Pada tahun 2023, pasar biopestisida negara tersebut mencapai nilai pasar sebesar $800 juta di tingkat petani. Di antara produk-produk tersebut, berdasarkan kategori, nematisida biologis merupakan kategori produk terbesar (terutama digunakan pada kedelai dan tebu); kategori terbesar kedua adalahinsektisida biologisKemudian diikuti oleh agen mikroba dan biosida; CAGR tertinggi dalam nilai pasar selama periode 2018-2023 adalah untuk nematisida biologis, hingga 52%. Dalam hal tanaman yang diaplikasikan, pangsa biopestisida kedelai dalam keseluruhan nilai pasar adalah yang tertinggi, mencapai 55% pada tahun 2023; Pada saat yang sama, kedelai juga merupakan tanaman dengan tingkat aplikasi biopestisida tertinggi, dengan 88% dari luas lahan tanamnya menggunakan produk tersebut pada tahun 2023. Jagung musim dingin dan tebu adalah tanaman terbesar kedua dan ketiga dalam nilai pasar masing-masing. Nilai pasar tanaman ini telah meningkat dalam tiga tahun terakhir.

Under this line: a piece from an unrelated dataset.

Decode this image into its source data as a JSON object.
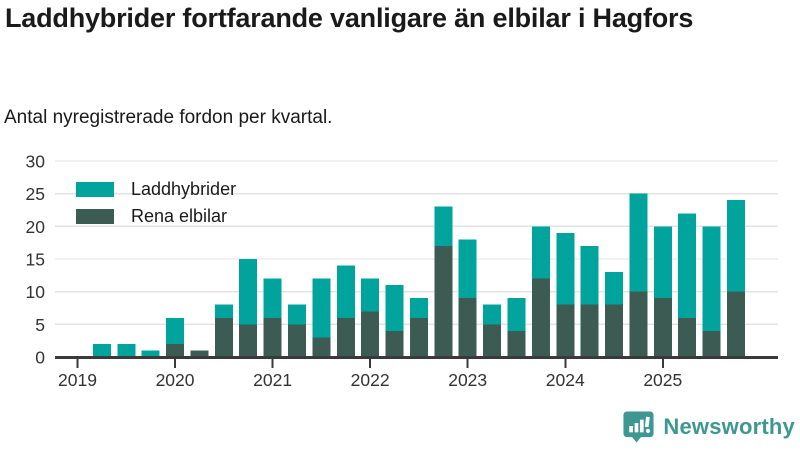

Terdapat perbedaan dalam kategori utama biopestisida untuk tanaman penting ini. Nilai pasar terbesar biopestisida kedelai adalah nematisida biologis, yang mencapai 43% pada tahun 2023. Kategori terpenting yang digunakan pada jagung musim dingin dan jagung musim panas adalah pestisida biologis, yang masing-masing mencapai 66% dan 75% dari nilai pasar pestisida biologis pada kedua jenis tanaman tersebut (terutama untuk pengendalian hama penyengat). Kategori produk terbesar pada tebu adalah nematisida biologis, yang mencakup lebih dari setengah pangsa pasar pestisida biologis tebu.
Dari segi luas penggunaan, grafik berikut menunjukkan sembilan bahan aktif yang paling banyak digunakan, proporsi luas lahan yang diobati pada berbagai tanaman, dan luas lahan kumulatif yang digunakan dalam satu tahun. Di antara mereka, Trichoderma adalah komponen aktif terbesar, yang digunakan pada 8,87 juta hektar lahan tanaman per tahun, terutama untuk budidaya kedelai. Ini diikuti oleh Beauveria bassiana (6,845 juta hektar), yang terutama diaplikasikan pada jagung musim dingin. Delapan dari sembilan bahan aktif utama ini bersifat bioresisten, dan parasitoid adalah satu-satunya serangga musuh alami (semuanya digunakan dalam budidaya tebu). Ada beberapa alasan mengapa bahan aktif ini laris:
Trichoderma, Beauveria bassiana dan Bacillus amylus: lebih dari 50 perusahaan produksi, menyediakan cakupan pasar dan pasokan yang baik;
Rhodospore: peningkatan yang signifikan, terutama disebabkan oleh peningkatan kemunculan wereng jagung, area perlakuan produk seluas 11 juta hektar pada tahun 2021, dan 30 juta hektar pada tahun 2024 pada jagung musim dingin;
Tawon parasit: memiliki posisi stabil jangka panjang pada tebu, terutama digunakan dalam pengendalian hama penggerek tebu;
Metarhizium anisopliae: Pertumbuhan pesat, terutama karena peningkatan kejadian nematoda dan pembatalan registrasi karbofuran (bahan kimia utama untuk mengendalikan nematoda).